In den ersten vier Punkten dieser Hausarbeit wird die Vernichtung der Juden, während der Terrorherrschaft Stalins beschrieben. Es wird die objektive Situation der dreißiger und vierziger Jahren dargestellt und die Ursachen der Judenvernichtung festzuhalten.

Ab dem vierten Punkt wird der Einfluss der stalinistischen Haltung in der „jüdischen Frage“ auf die sowjetische Literatur hin untersucht. Die bedeutenden Werke der sowjetischen Schriftsteller wie „Schwarzbuch“, „Die Hölle von Treblinka“, „Dein Sieg“, „Babij Jar“ und „Stalins Erben“ werden hier analysiert. Zuletzt werden die Einflüsse des stalinistischen Regimes in diesen Werken offensichtlich gemacht.

1 Jüdisches Leben unter Stalins Terrorherrschaft.

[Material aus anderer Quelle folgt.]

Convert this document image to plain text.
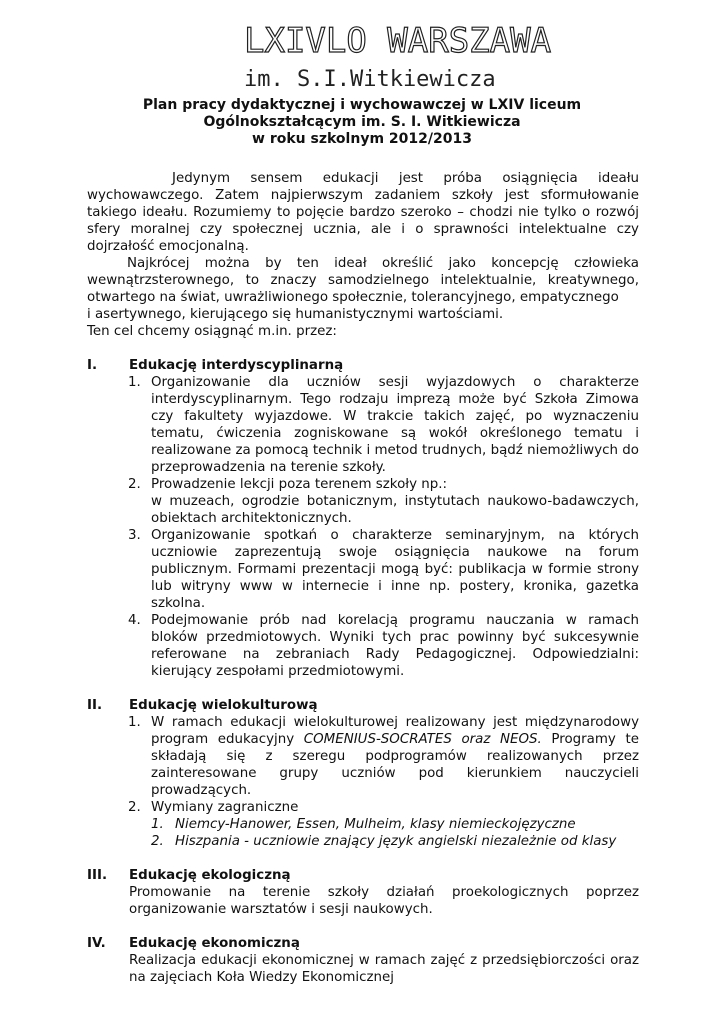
LXIVLO WARSZAWA
im. S.I.Witkiewicza
Plan pracy dydaktycznej i wychowawczej w LXIV liceum
Ogólnokształcącym im. S. I. Witkiewicza
w roku szkolnym 2012/2013

Jedynym sensem edukacji jest próba osiągnięcia ideału wychowawczego. Zatem najpierwszym zadaniem szkoły jest sformułowanie takiego ideału. Rozumiemy to pojęcie bardzo szeroko – chodzi nie tylko o rozwój sfery moralnej czy społecznej ucznia, ale i o sprawności intelektualne czy dojrzałość emocjonalną.

Najkrócej można by ten ideał określić jako koncepcję człowieka wewnątrzsterownego, to znaczy samodzielnego intelektualnie, kreatywnego, otwartego na świat, uwrażliwionego społecznie, tolerancyjnego, empatycznego

i asertywnego, kierującego się humanistycznymi wartościami.

Ten cel chcemy osiągnąć m.in. przez:

I.	Edukację interdyscyplinarną
1. Organizowanie dla uczniów sesji wyjazdowych o charakterze interdyscyplinarnym. Tego rodzaju imprezą może być Szkoła Zimowa czy fakultety wyjazdowe. W trakcie takich zajęć, po wyznaczeniu tematu, ćwiczenia zogniskowane są wokół określonego tematu i realizowane za pomocą technik i metod trudnych, bądź niemożliwych do przeprowadzenia na terenie szkoły.
2. Prowadzenie lekcji poza terenem szkoły np.:
w muzeach, ogrodzie botanicznym, instytutach naukowo-badawczych, obiektach architektonicznych.
3. Organizowanie spotkań o charakterze seminaryjnym, na których uczniowie zaprezentują swoje osiągnięcia naukowe na forum publicznym. Formami prezentacji mogą być: publikacja w formie strony lub witryny www w internecie i inne np. postery, kronika, gazetka szkolna.
4. Podejmowanie prób nad korelacją programu nauczania w ramach bloków przedmiotowych. Wyniki tych prac powinny być sukcesywnie referowane na zebraniach Rady Pedagogicznej. Odpowiedzialni: kierujący zespołami przedmiotowymi.
II.	Edukację wielokulturową
1. W ramach edukacji wielokulturowej realizowany jest międzynarodowy program edukacyjny COMENIUS-SOCRATES oraz NEOS. Programy te składają się z szeregu podprogramów realizowanych przez zainteresowane grupy uczniów pod kierunkiem nauczycieli prowadzących.
2. Wymiany zagraniczne
1. Niemcy-Hanower, Essen, Mulheim, klasy niemieckojęzyczne
2. Hiszpania - uczniowie znający język angielski niezależnie od klasy
III.	Edukację ekologiczną

Promowanie na terenie szkoły działań proekologicznych poprzez organizowanie warsztatów i sesji naukowych.

IV.	Edukację ekonomiczną

Realizacja edukacji ekonomicznej w ramach zajęć z przedsiębiorczości oraz na zajęciach Koła Wiedzy Ekonomicznej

Wenn man das Wort Holocaust hört, denkt man zuerst an die Juden, die durch Nazis getötet wurden. Die Opfer unter der sowjetischen Regierung in den vierziger Jahren werden meistens verschwiegen. Ein Drittel der Juden, die während des Holocaust getötet wurden, wohnten in der Sowjetunion. Anderthalb Millionen sowjetischer Juden wurden durch Nazis getötet und 200.000 sind im Krieg gefallen. Die restlichen Opfer waren Juden unter der sowjetischen Regierung in 1939-40, nach dem Schluss des Hitler-Stalin-Paktes.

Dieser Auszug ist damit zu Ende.